Probablity of two simultaneous events

[mtomagod]

Hello and thanks for reading my post, first time poster here.
This
My question is a little more complicated than the title implies but it goes as this:

There's a timeline of 60 recurring events. There's also two people who will manage the event at the time of occurrence. Given that person A managed 25% and person B managed 75% of the events on average, what is the chance person A will manage the event on the last event (60th) on the timeline?

Again, thanks for reading and I appreciate any responses.

 

[tkhunny]

Are the events independent? Why is the last event any different from the first event?
How long does it take to "manage the event"? Does an event ever have to wait to be managed?

Please show your work and share your thoughts.

 

[mtomagod]

Okay time is not a factor, consider the events managed instantaneously, the significance of the last event is that it starts the timeline over from the beginning and I'm just interested purely out of curiosity the actual probability.

I'm not sure how to show any work.

 

[tkhunny]

Well, the first question is the most important. You didn't answer that one.

 

[mtomagod]

Yes they are independent

 

[HallsofIvy]

Assuming the events are independent (tkhunny asked if they were independent and you didn't answer) then the probability of A managing any one event (and, in particular, the last) is 0.25 simply because we are "given that person A managed 25% of the events".

If that is not correct then there must be additional information you haven't given us.

 

[mtomagod]

I'm thinking the events are not independent then because that's not the answer I'm looking for.
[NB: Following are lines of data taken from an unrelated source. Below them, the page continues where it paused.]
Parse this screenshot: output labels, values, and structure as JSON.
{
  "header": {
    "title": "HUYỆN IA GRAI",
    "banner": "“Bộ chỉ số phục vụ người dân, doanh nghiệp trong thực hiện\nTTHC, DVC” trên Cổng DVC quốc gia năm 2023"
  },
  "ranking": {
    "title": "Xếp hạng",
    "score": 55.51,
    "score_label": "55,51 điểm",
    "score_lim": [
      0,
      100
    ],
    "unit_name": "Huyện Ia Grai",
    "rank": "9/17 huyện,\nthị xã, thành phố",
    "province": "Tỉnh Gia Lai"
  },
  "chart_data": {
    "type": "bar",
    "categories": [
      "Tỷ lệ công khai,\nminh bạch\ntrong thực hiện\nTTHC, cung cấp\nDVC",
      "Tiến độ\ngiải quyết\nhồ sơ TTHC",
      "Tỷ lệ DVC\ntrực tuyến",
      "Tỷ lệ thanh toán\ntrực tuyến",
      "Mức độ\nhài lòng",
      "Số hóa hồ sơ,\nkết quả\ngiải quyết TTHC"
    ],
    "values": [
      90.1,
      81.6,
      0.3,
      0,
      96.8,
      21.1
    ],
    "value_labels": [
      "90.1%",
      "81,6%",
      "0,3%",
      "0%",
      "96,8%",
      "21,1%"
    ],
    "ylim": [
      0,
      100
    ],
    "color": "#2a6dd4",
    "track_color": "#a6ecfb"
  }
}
In actuality the timeline will contain between 54 and 90 events and could restart at any point in that range. I thought by asking with just 60 it would make it easier. So sometimes the timeline will end at 61, sometimes 75, sometimes anywhere in there, I want to know what are the odds that the end of the timeline event and person a managing it will occur at the same time.

 

[tkhunny]

The fact that they are sequential is not relevant.

We agree to this:
A: 25%
B: 75%

One event comes along. A and B roll dice. 25% it goes to A and 75% it goes to B.

Here's the important part!

A second event comes along. How is the server for #2 selected? Do they roll the same dice, 25% vs. 75%? Does something else happen? Do they care if one or the other took on the first event? Does anyone remember who did the previous event? Since the event is handled instantaneously, there is no intrusive time factor. Either one could take on event #2. Who? How will you make the assignment?

 

[Steven G]

I agree with everyone here. Given the information that you gave us the chance on A managing any event is 25%. It does not matter which event number we are talking about--if it is random.
Just like you can flip an unfair coin (25% heads and 75% tails) and get 60 heads in a row, manager A can be called for all 60 events. If this is not the case then you need to explain how one gets chosen.

You stated I'm thinking the events are not independent then because that's not the answer I'm looking for. Do you have the answer to this problem? Can you tell us so we can have a chance to come up with a scenario that match the solution??